6. The method of claim 5, wherein the normalizing the first historical actual click rate information and the second historical actual click rate information to determine target click rate difference information comprises:

And determining the target point click rate difference information according to the ratio information of the maximum value to the minimum value in the first historical actual click rate information and the second historical actual click rate information and a preset function.

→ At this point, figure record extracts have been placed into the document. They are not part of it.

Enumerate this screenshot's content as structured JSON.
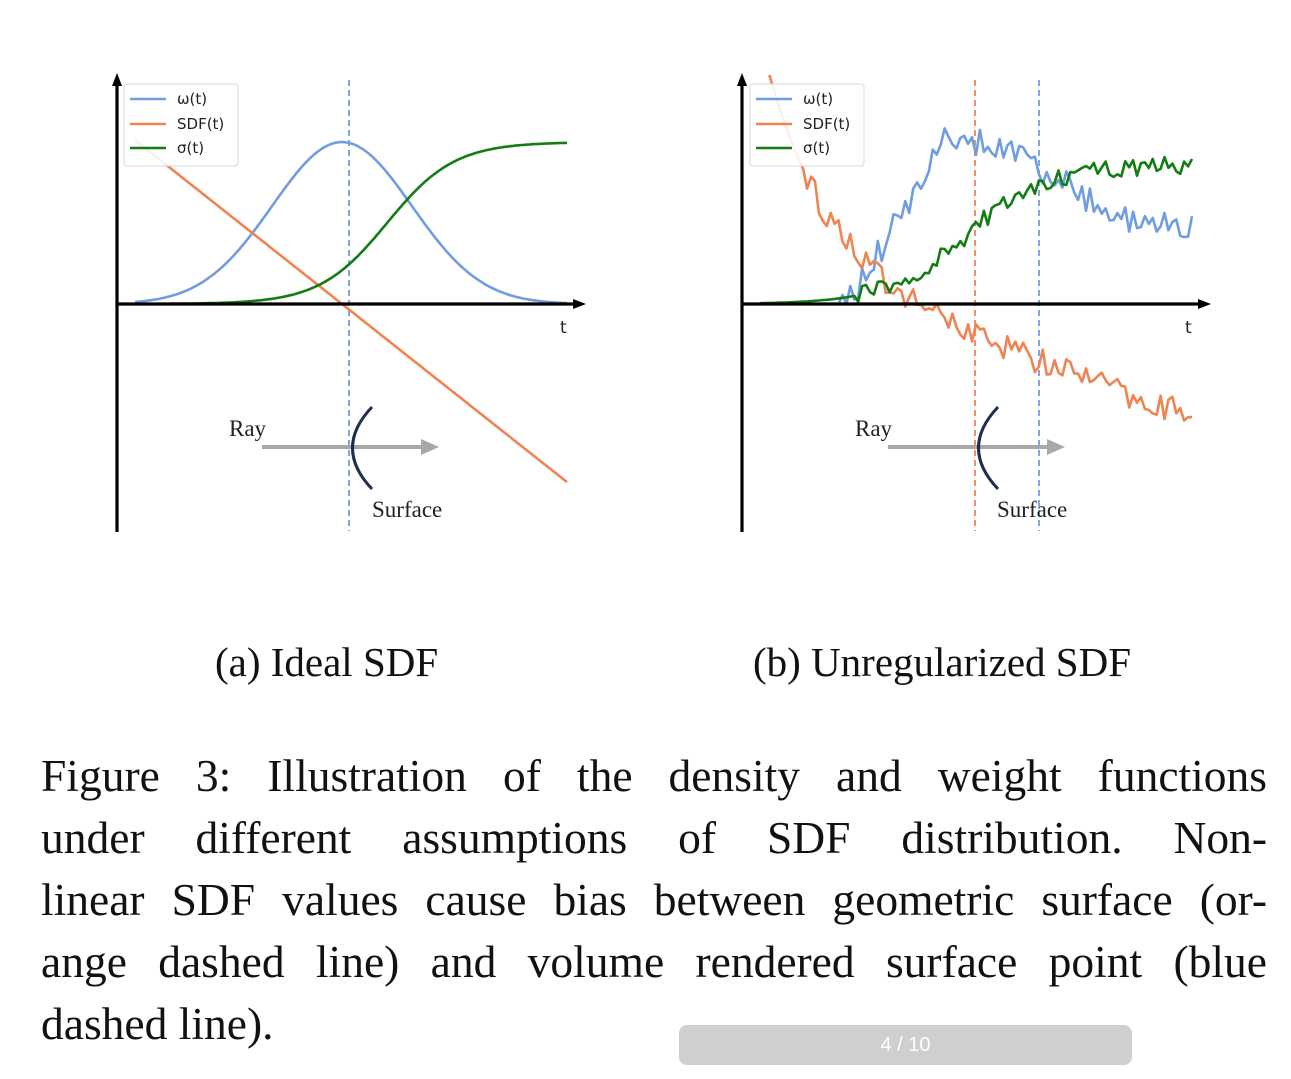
{
  "chart_data": [
    {
      "type": "line",
      "subcaption": "(a) Ideal SDF",
      "xlabel": "t",
      "xlim": [
        0,
        1
      ],
      "ylim": [
        -1.05,
        1.05
      ],
      "legend": [
        "ω(t)",
        "SDF(t)",
        "σ(t)"
      ],
      "legend_position": "top-left",
      "series": [
        {
          "name": "ω(t)",
          "color": "#6f9de0",
          "shape": "gaussian",
          "center": 0.5,
          "width": 0.155,
          "peak": 1.0
        },
        {
          "name": "SDF(t)",
          "color": "#ef8453",
          "shape": "linear",
          "zero_at": 0.5,
          "slope": -2.2
        },
        {
          "name": "σ(t)",
          "color": "#137d13",
          "shape": "sigmoid",
          "center": 0.6,
          "scale": 0.075,
          "max": 1.0
        }
      ],
      "vlines": [
        {
          "x": 0.5,
          "color": "#6f9de0",
          "style": "dashed"
        }
      ],
      "annotations": {
        "ray": "Ray",
        "surface": "Surface"
      }
    },
    {
      "type": "line",
      "subcaption": "(b) Unregularized SDF",
      "xlabel": "t",
      "xlim": [
        0,
        1
      ],
      "ylim": [
        -1.05,
        1.05
      ],
      "legend": [
        "ω(t)",
        "SDF(t)",
        "σ(t)"
      ],
      "legend_position": "top-left",
      "series": [
        {
          "name": "ω(t)",
          "color": "#6f9de0",
          "shape": "noisy-rising-then-falling",
          "noise": 0.08
        },
        {
          "name": "SDF(t)",
          "color": "#ef8453",
          "shape": "noisy-nonlinear-decreasing",
          "noise": 0.08
        },
        {
          "name": "σ(t)",
          "color": "#137d13",
          "shape": "noisy-sigmoid",
          "noise": 0.06
        }
      ],
      "vlines": [
        {
          "x": 0.5,
          "color": "#ef8453",
          "style": "dashed"
        },
        {
          "x": 0.64,
          "color": "#6f9de0",
          "style": "dashed"
        }
      ],
      "annotations": {
        "ray": "Ray",
        "surface": "Surface"
      }
    }
  ],
  "caption_lines": [
    "Figure 3: Illustration of the density and weight functions",
    "under different assumptions of SDF distribution. Non-",
    "linear SDF values cause bias between geometric surface (or-",
    "ange dashed line) and volume rendered surface point (blue",
    "dashed line)."
  ],
  "pager": "4 / 10"
}
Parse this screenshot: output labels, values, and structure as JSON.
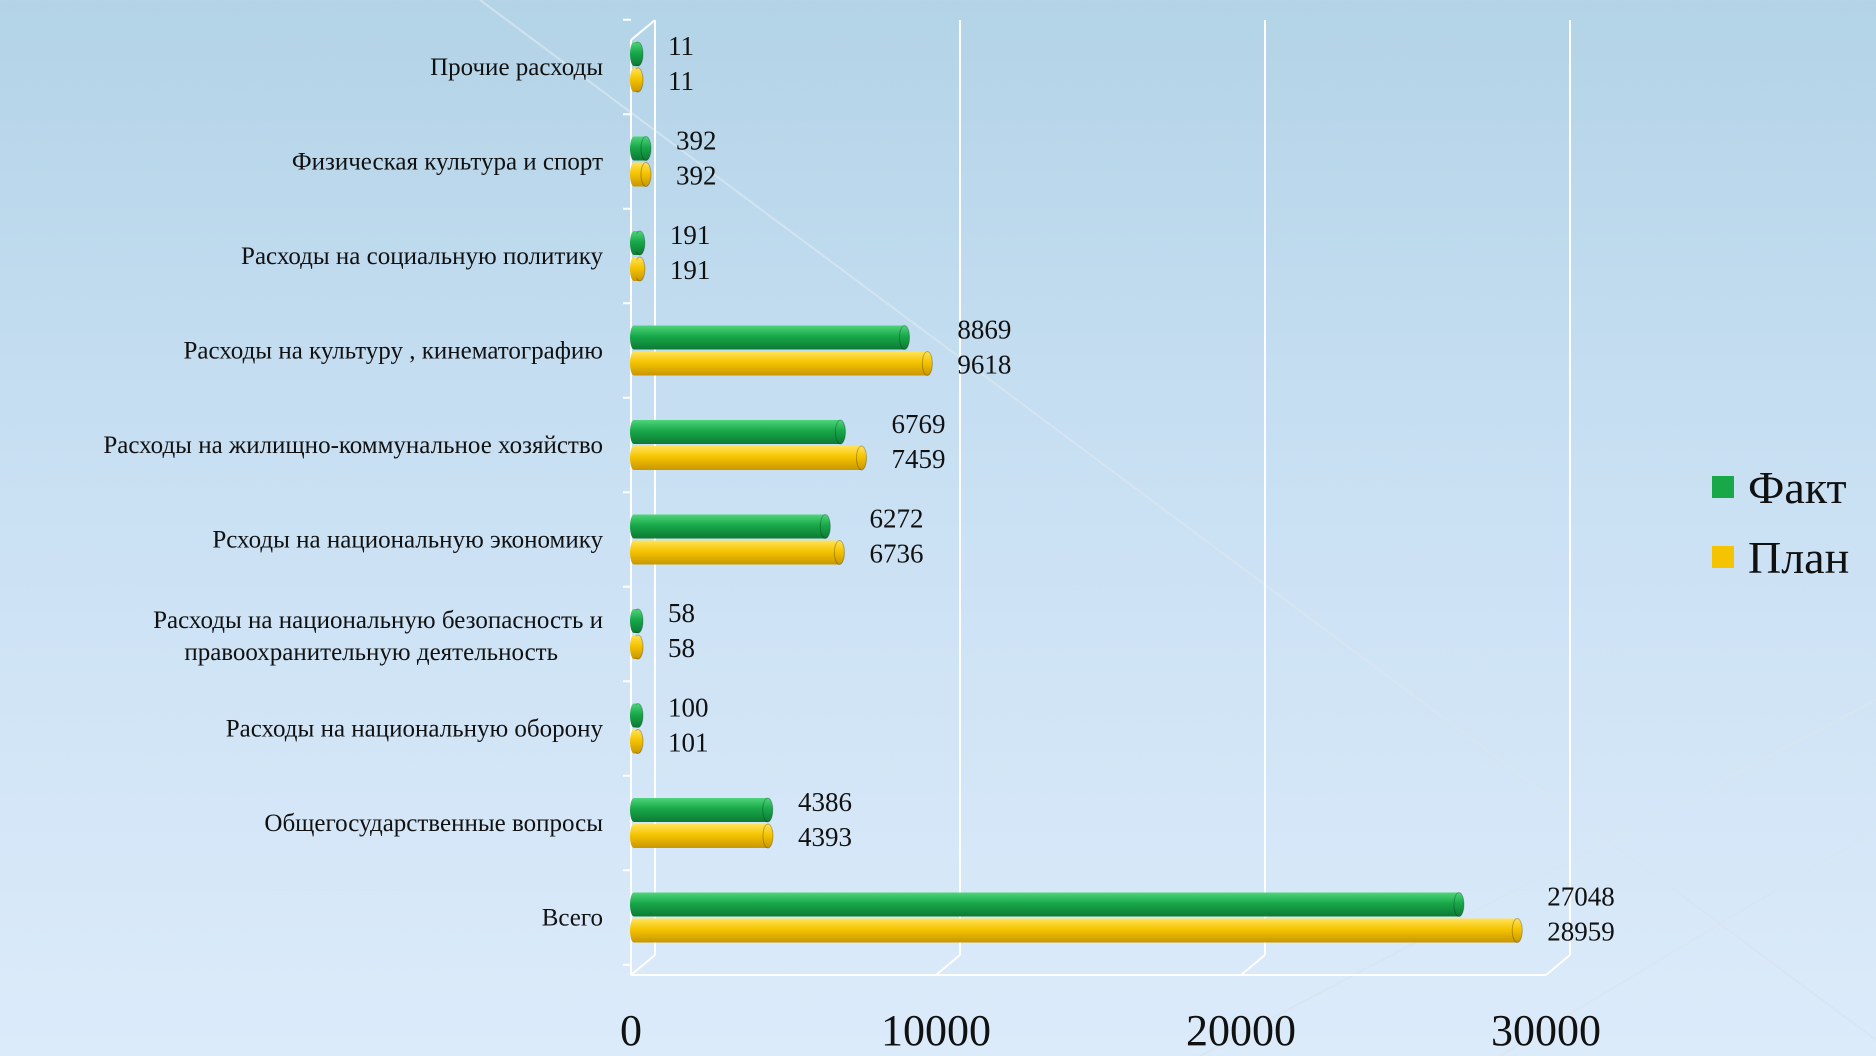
{
  "colors": {
    "fact": "#18a84a",
    "plan": "#f5c400"
  },
  "legend": {
    "items": [
      {
        "label": "Факт",
        "color": "#18a84a"
      },
      {
        "label": "План",
        "color": "#f5c400"
      }
    ]
  },
  "chart_data": {
    "type": "bar",
    "orientation": "horizontal",
    "categories": [
      "Прочие расходы",
      "Физическая культура и спорт",
      "Расходы на социальную политику",
      "Расходы на культуру , кинематографию",
      "Расходы на жилищно-коммунальное хозяйство",
      "Рсходы на национальную экономику",
      "Расходы на национальную безопасность и правоохранительную деятельность",
      "Расходы на национальную оборону",
      "Общегосударственные вопросы",
      "Всего"
    ],
    "category_lines": [
      [
        "Прочие расходы"
      ],
      [
        "Физическая культура и спорт"
      ],
      [
        "Расходы на социальную политику"
      ],
      [
        "Расходы на культуру , кинематографию"
      ],
      [
        "Расходы на жилищно-коммунальное хозяйство"
      ],
      [
        "Рсходы на национальную экономику"
      ],
      [
        "Расходы на национальную безопасность и",
        "правоохранительную деятельность"
      ],
      [
        "Расходы на национальную оборону"
      ],
      [
        "Общегосударственные вопросы"
      ],
      [
        "Всего"
      ]
    ],
    "series": [
      {
        "name": "Факт",
        "values": [
          11,
          392,
          191,
          8869,
          6769,
          6272,
          58,
          100,
          4386,
          27048
        ]
      },
      {
        "name": "План",
        "values": [
          11,
          392,
          191,
          9618,
          7459,
          6736,
          58,
          101,
          4393,
          28959
        ]
      }
    ],
    "xlim": [
      0,
      30000
    ],
    "xticks": [
      0,
      10000,
      20000,
      30000
    ],
    "tick_labels": [
      "0",
      "10000",
      "20000",
      "30000"
    ],
    "grid": true,
    "legend_position": "right",
    "three_d": true
  }
}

7. A video cover determining apparatus, the apparatus comprising:

the first acquisition module is used for acquiring a plurality of image frames in the target video;

the first determining module is used for determining salient object feature information of each image frame, and determining predicted click rate information of a user on the target video if the image frame is used as a cover image of the target video according to the salient object feature information, wherein each element in the salient object feature information is used for representing the credibility of a salient object at the position of a preset number of pixel points at the appointed position in the image frame;

the second determining module is used for determining a target cover image of the target video from the plurality of image frames according to the predicted click rate information;

wherein the first determining module comprises:

a second determining sub-module, configured to determine image salient feature information of the image frame according to the image overall feature information of the image frame and the salient object feature information, where features of an area belonging to a salient object in the image salient feature information are enhanced, and features of an area not belonging to the salient object are weakened;

The fusion sub-module is used for carrying out feature fusion according to the overall feature information of the image and the salient feature information of the image to obtain fusion feature information;

and the third determining submodule is used for determining the predicted click rate information according to the fusion characteristic information.

8. A computer readable medium on which a computer program is stored, characterized in that the program, when being executed by a processing device, carries out the steps of the method according to any one of claims 1-6.

9. An electronic device, comprising:

a storage device having a computer program stored thereon;

processing means for executing said computer program in said storage means to carry out the steps of the method according to any one of claims 1-6.